Nine Tips For Wrecking Your Business Partnership
At Guerra King, we frequently counsel clients about disputes they’re having with their business partners. While we are litigators, we find it is often more productive to discuss common-sense ways to help our clients resolve problems and avoid courtroom conflict. If those approaches don’t work, a trial or final hearing sometimes provides the only solution. Years of counseling have yielded some hard-won wisdom that we’ve summarized, tongue-in-cheek, in the following list of ways to make your business partnership fail. Doing any of them may create headaches, sleepless nights, and legal expense that would be better avoided:
– Don’t put your agreement in writing. Tell yourself, “I trust my business partner. We don’t need to put anything in writing!” Make everything oral so you can “keep your options open.”
– If you do put something in writing, don’t discuss it with your own lawyer before you sign it. Corollary: consider the draft a mere “formality” or “legalese” that will never matter later.

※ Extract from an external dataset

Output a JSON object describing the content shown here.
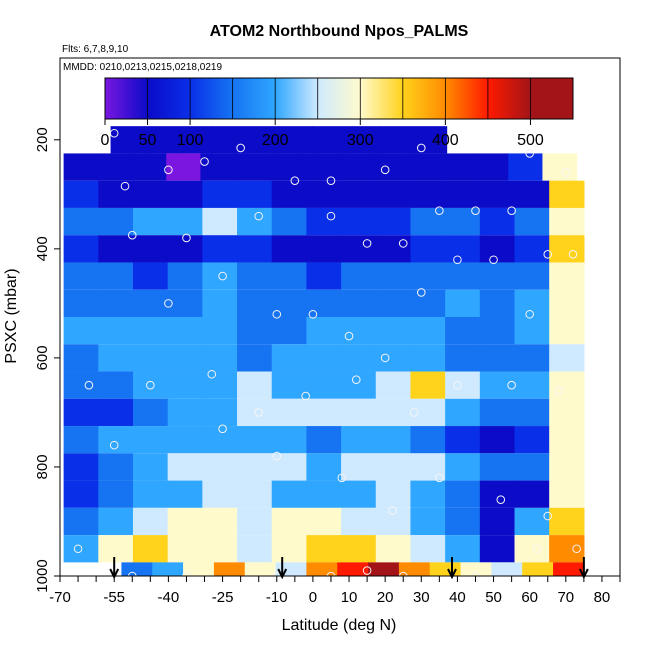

– Assume that none of your partners will ever want to cash out or “go in a different direction.”
– Assume that none of your partners will ever become a competitor.
– Assume that you and your partners will live forever. Corollary: assume that your heirs and your partners’ heirs will know exactly what to do when someone dies.
– Assume that your business will never fail, close, be purchased, or be involved in a dispute.
– If you are a minority shareholder, don’t ask for copies of consents, minutes, or the shareholder agreement. If you get any of these documents, don’t read them. Rely solely on the oral representations of the majority interest holders.
– If you own the controlling interest, run the business however you wish. Don’t consult your minority owners. Never review the bylaws or operating agreement before making significant business decisions.
– If you are a director, don’t learn your duties. If you learn your duties, don’t do them.
None of the preceding is legal advice. It is satire. But these “tips” come from the actual experiences of our clients and opposing parties. Before making a decision that has legal implications, talk to a qualified lawyer who understands your exact situation. Protect your investment, and your mental well-being. Hire good counsel at the start instead of at the end.